Ce pays, peuplé d’un peu plus 5,5 millions d’habitants, s’étend sur environ 130.000 km2. Il peut être partagé en 3 régions géographiques bien distinctes par leur superficie, la répartition de leur population et surtout, pour ce qui intéresse en priorité les apiculteurs, le climat, le relief et la végétation.
En allant de l’ouest vers l’est, on trouve la région pacifique qui représente 20% de la superficie et 60% de la population.
Son relief est peu marqué, mais cette région est remarquable par la présence de deux lacs immenses - les lacs Managua et Nicaragua – qui couvrent plus du 1/3 de sa surface.

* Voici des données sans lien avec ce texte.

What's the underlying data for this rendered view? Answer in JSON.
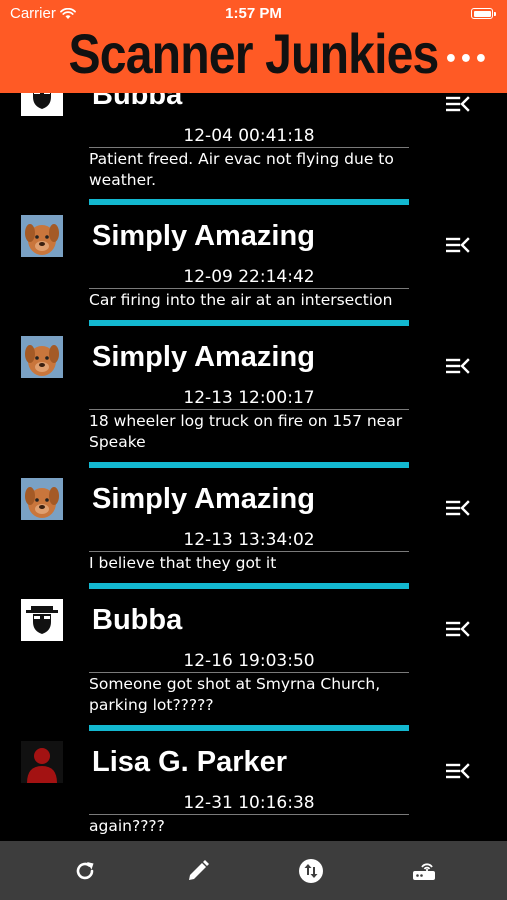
{
  "status_bar": {
    "carrier": "Carrier",
    "time": "1:57 PM"
  },
  "header": {
    "title": "Scanner Junkies",
    "more_icon": "more-dots-icon",
    "background_color": "#ff5a25"
  },
  "posts": [
    {
      "author": "Bubba",
      "avatar": "heisenberg-avatar",
      "timestamp": "12-04 00:41:18",
      "message": "Patient freed.  Air evac not flying due to weather."
    },
    {
      "author": "Simply Amazing",
      "avatar": "dog-avatar",
      "timestamp": "12-09 22:14:42",
      "message": "Car firing into the air at an intersection"
    },
    {
      "author": "Simply Amazing",
      "avatar": "dog-avatar",
      "timestamp": "12-13 12:00:17",
      "message": "18 wheeler log truck on fire on 157 near Speake"
    },
    {
      "author": "Simply Amazing",
      "avatar": "dog-avatar",
      "timestamp": "12-13 13:34:02",
      "message": "I believe that they got it"
    },
    {
      "author": "Bubba",
      "avatar": "heisenberg-avatar",
      "timestamp": "12-16 19:03:50",
      "message": "Someone got shot at Smyrna Church, parking lot?????"
    },
    {
      "author": "Lisa G. Parker",
      "avatar": "person-silhouette-avatar",
      "timestamp": "12-31 10:16:38",
      "message": "again????"
    }
  ],
  "toolbar": {
    "items": [
      "refresh-icon",
      "compose-icon",
      "sort-icon",
      "scanner-icon"
    ]
  },
  "colors": {
    "divider": "#13b8d0",
    "toolbar_bg": "#3d3d3d"
  }
}
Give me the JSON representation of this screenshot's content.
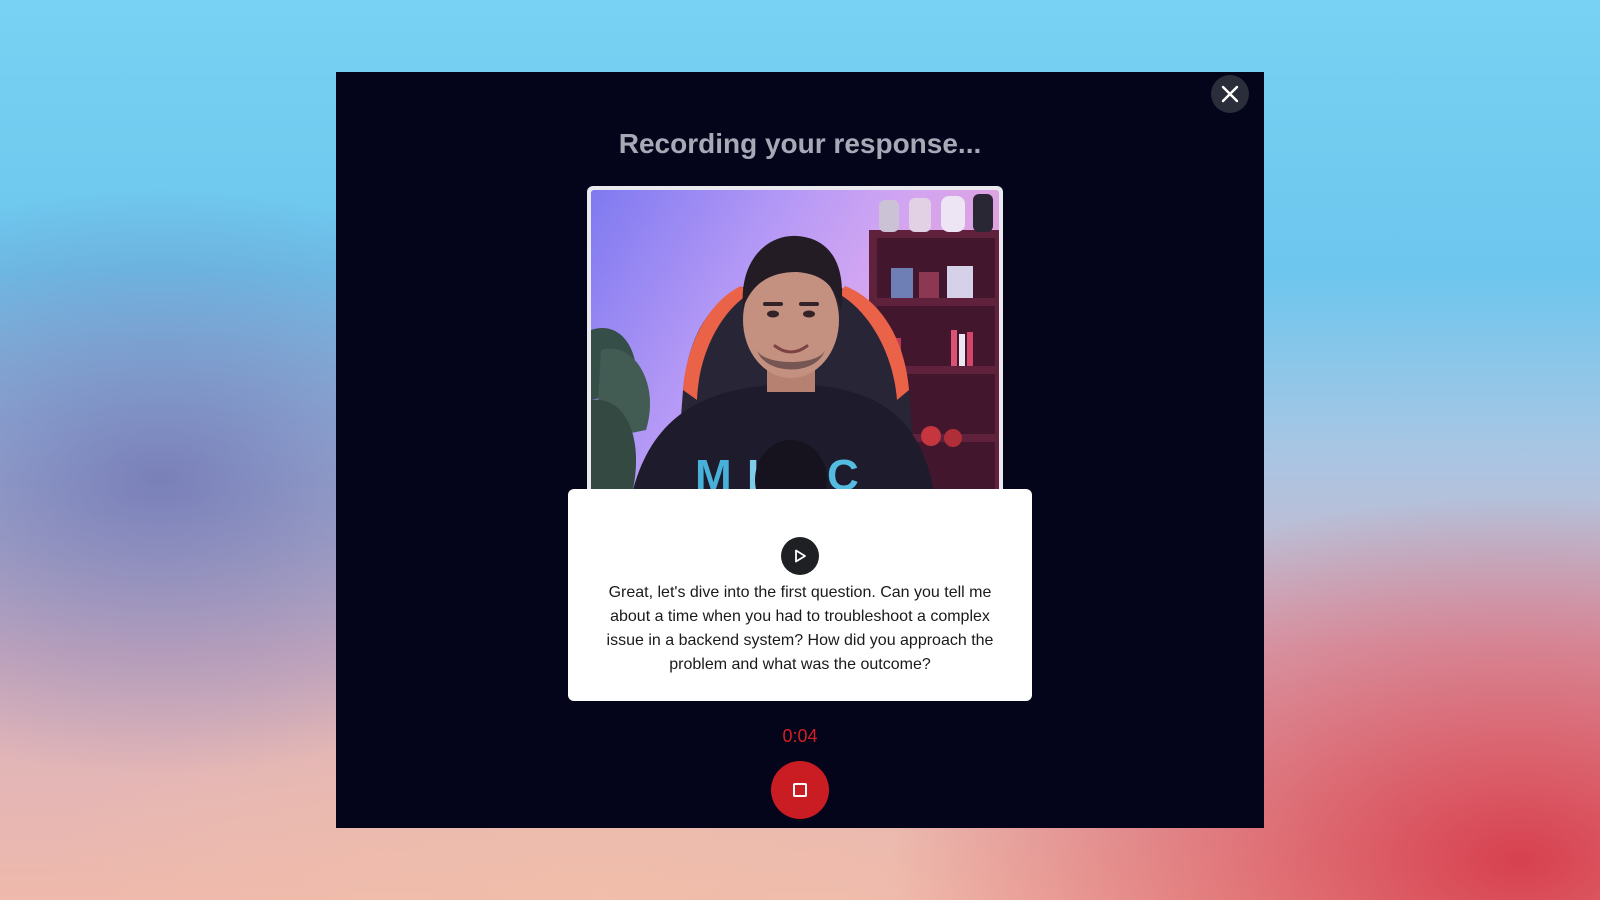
{
  "modal": {
    "title": "Recording your response...",
    "question": "Great, let's dive into the first question. Can you tell me about a time when you had to troubleshoot a complex issue in a backend system? How did you approach the problem and what was the outcome?",
    "timer": "0:04"
  },
  "icons": {
    "close": "close-icon",
    "play": "play-icon",
    "stop": "stop-icon"
  },
  "colors": {
    "modal_background": "#04051a",
    "title": "#a7a9b6",
    "timer": "#d11f25",
    "stop_button": "#c91d23"
  }
}
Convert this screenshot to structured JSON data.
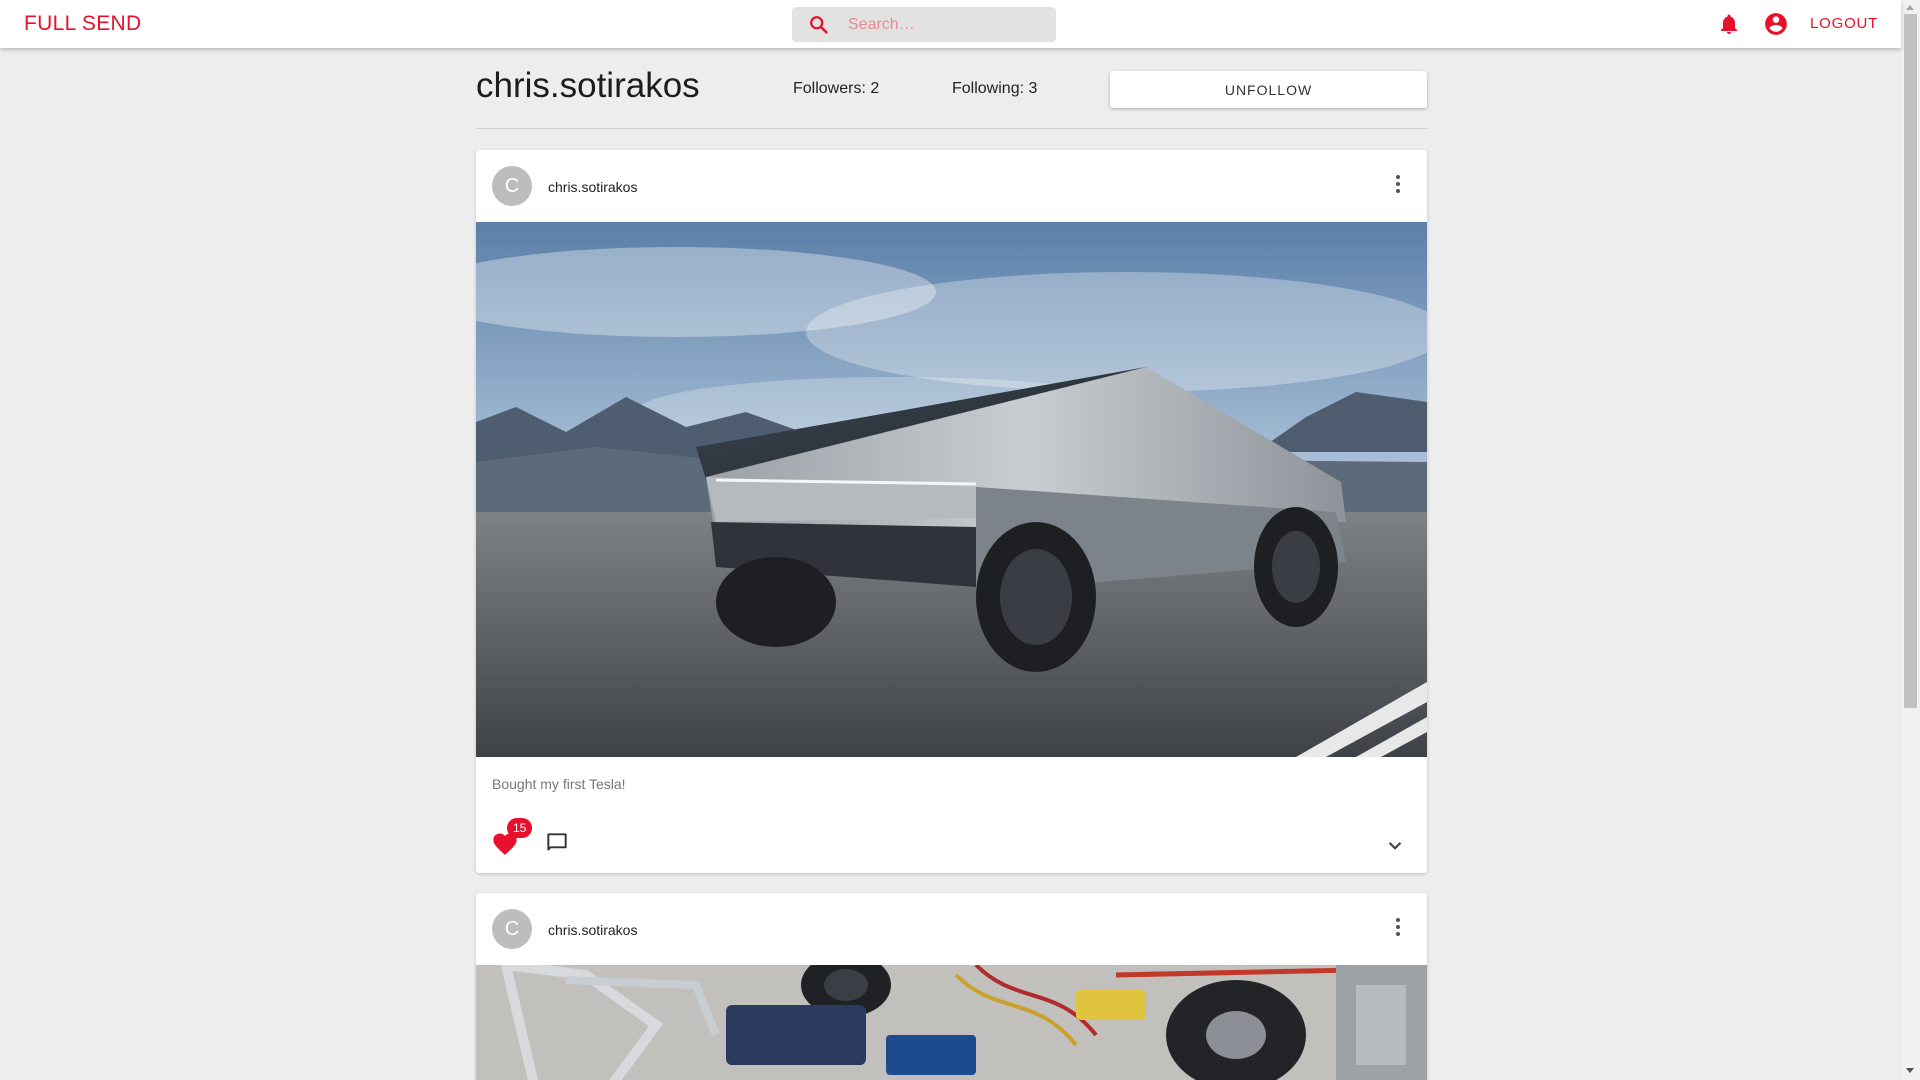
{
  "appbar": {
    "brand": "FULL SEND",
    "search_placeholder": "Search…",
    "logout_label": "LOGOUT",
    "icons": {
      "search": "search-icon",
      "notifications": "bell-icon",
      "account": "account-circle-icon"
    },
    "accent_color": "#e8102a"
  },
  "profile": {
    "username": "chris.sotirakos",
    "followers": "Followers: 2",
    "following": "Following: 3",
    "unfollow_label": "UNFOLLOW"
  },
  "posts": [
    {
      "avatar_letter": "C",
      "username": "chris.sotirakos",
      "caption": "Bought my first Tesla!",
      "likes": "15",
      "photo": "cybertruck-photo"
    },
    {
      "avatar_letter": "C",
      "username": "chris.sotirakos",
      "photo": "rc-car-parts-photo"
    }
  ]
}
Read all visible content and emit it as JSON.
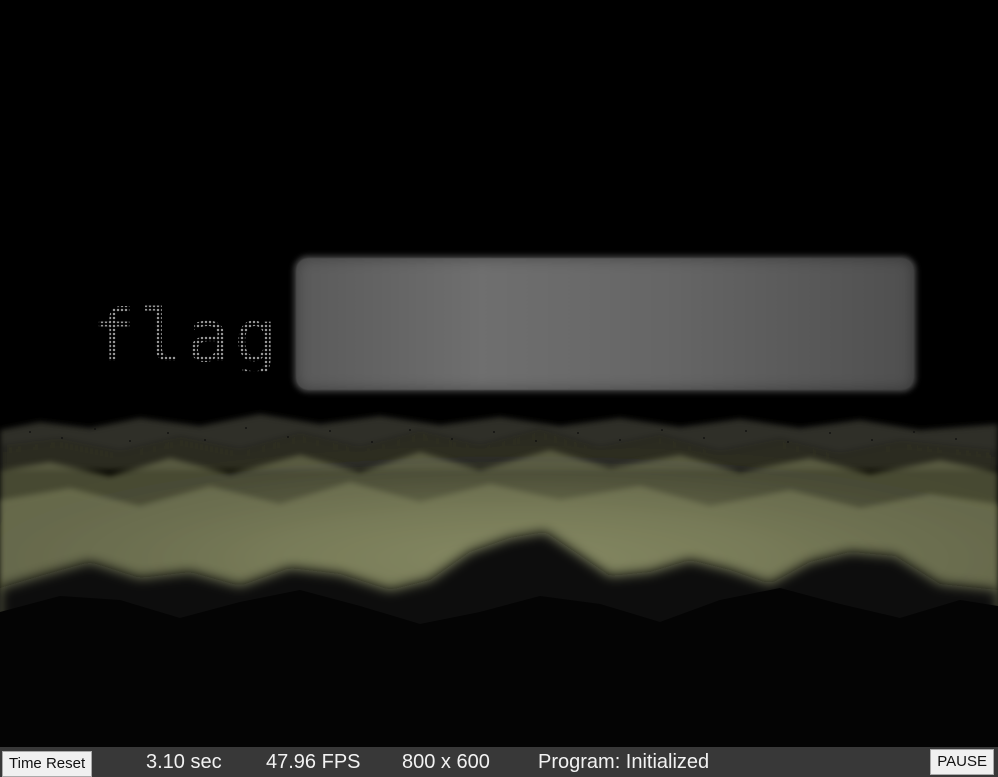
{
  "scene": {
    "flag_word": "flag",
    "colors": {
      "background": "#000000",
      "fog_light": "#8a8f66",
      "mountain_dark": "#0a0a0a",
      "panel": "#666666",
      "statusbar": "#383838"
    }
  },
  "statusbar": {
    "time_reset_label": "Time Reset",
    "time": "3.10 sec",
    "fps": "47.96 FPS",
    "resolution": "800 x 600",
    "program": "Program: Initialized",
    "pause_label": "PAUSE"
  }
}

Cette région présente en outre de nombreux volcans actifs (et des tremblements de terre fréquents) associés aux violents mouvements des plaques tectoniques de cette partie du globe.
Le climat y est de type tropical sec avec des températures comprises entre 28 et 33°C, une végétation où alternent savanes, garrigues et petites forêts. Les précipitations annuelles peuvent atteindre 1 mètre.
Vient ensuite la région centrale avec 40% de la superficie et un peu moins de 30% de la population. Avec son relief montagneux et volcanique, elle forme une espèce d’épine dorsale séparant les 2 autres régions. Suivant l’étagement on rencontre une végétation de type subtropical sec jusqu’à une forêt tropicale humide avec des précipitations qui peuvent atteindre plus de 2 mètres par an.
Enfin à l’est, la région Caraïbe qui occupe également 40% de la surface du pays mais avec seulement un peu plus de 10% de la population. Le climat y est de type tropical humide avec une forêt dense, des températures élevées et des précipitations comprises entre 2,5 et 5 mètres par an.
Les masses humides arrivent par l’est et sont en partie bloquées par le relief de la région centrale. Il en résulte des pluies beaucoup plus abondantes étalées sur une durée plus longue dans la région Caraïbes. Les deux autres régions présentent également une saison de pluies abondantes (de mai à octobre) suivie d’une saison sèche. Il n’y a donc pas de repos hivernal pour les abeilles comme nous l’observons en Europe avec une forte réduction de l’activité de la colonie, mais plutôt un repos forcé dû aux précipitations, sans que la température ne baisse vraiment. Les colonies restent donc plus fortes que les nôtres d’autant qu’entre les pluies il peut y avoir des éclaircies propices à des sorties.
L’apiculture du Nicaragua présente un certain nombre de caractéristiques qui contrastent sensiblement avec notre pratique européenne.
Ce pays, comme les autres pays d’Amérique, est peuplé de nombreuses abeilles sauvages autochtones dont les fameuses melipones et trigones, petites abeilles sans dard qui produisent un miel très agréable mais en petite quantité. Ce miel est encore récolté car les nicaraguayens lui prêtent des vertus médicinales importantes. Il est vrai que les abeilles (et la consommation de miel) font partie de la culture ancestrale de ce pays au même titre que la grande connaissance des plantes et de leurs vertus curatives.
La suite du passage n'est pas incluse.